France’s health minister, Agnès Buzyn, said the tourist, who was 80 years old and from the Chinese province of Hubei, the centre of the outbreak, died at the Bichat-Claude Bernard Hospital in Paris on Friday after weeks of hospitalisation. His daughter, who also has the virus, is receiving treatment, Ms Buzyn said.
The man and his daughter were among 12 confirmed cases in France. Of those cases, seven remain hospitalised, and four have been discharged, according to health authorities.

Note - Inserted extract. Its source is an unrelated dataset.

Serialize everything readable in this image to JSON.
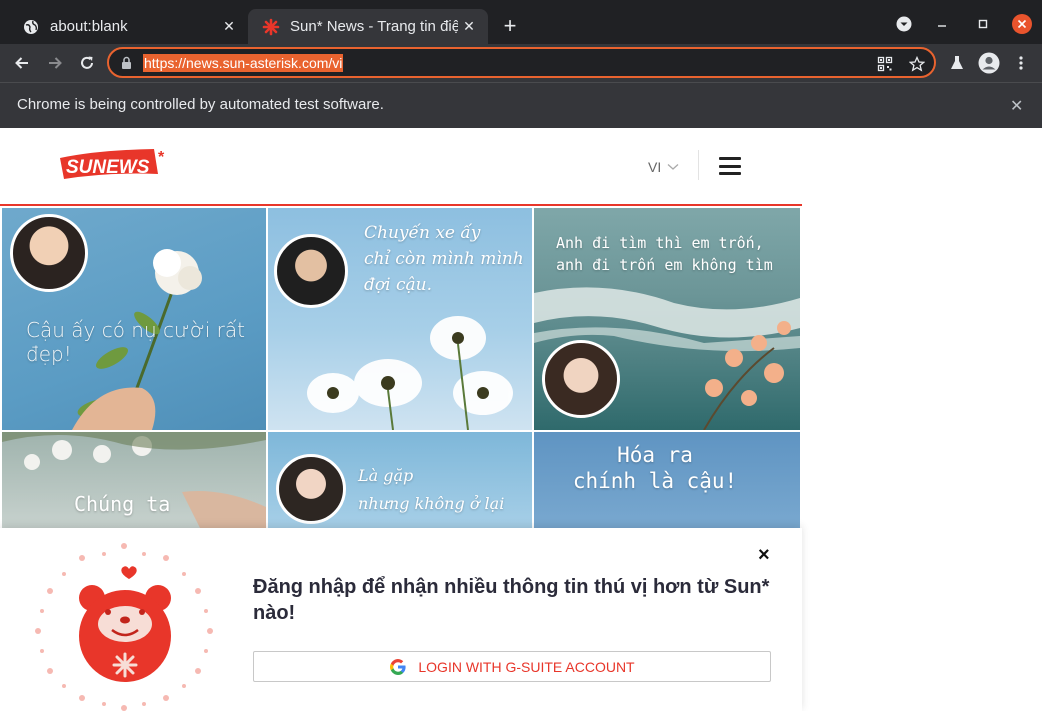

The man’s death comes as officials in Europe grapple with preparing for the spread of the disease on the Continent, where there have been 44 cases, according to data from the World Health Organisation.
By yesterday, the number of confirmed coronavirus cases around the globe had risen to more than 69,000, with at least 1,665 deaths, almost all in mainland China. Hong Kong, Japan. the Philippines, and France have each recorded a single death.
Although the effects of the outbreak have so far been minimal in Europe, with confirmed cases in Germany, France and Britain, the outbreak was beginning to have a slowing effect on Europe’s economies.
The death in France was announced days after the World Health Organisation warned that the virus’s spread could accelerate outside China.
Germany reported two more cases just days ago, raising the total there to at least 16. And British health authorities declared the new coronavirus “an imminent threat”, although all but one of the nine patients who tested positive there have been discharged.
A British businessman who is believed to have been the initial source of at least five cases in Britain and five more in France said on Tuesday that he had contracted the virus at a conference in Singapore last month. He later travelled to a chalet in Les Contamines Montjoie, France, where he came into contact with five Britons who later tested positive for the virus.
The businessman, Steve Walsh, said he had fully recovered.
Ms Buzyn, the French health minister, did not identify the patient who died on Friday but said he had arrived in France on Jan 16.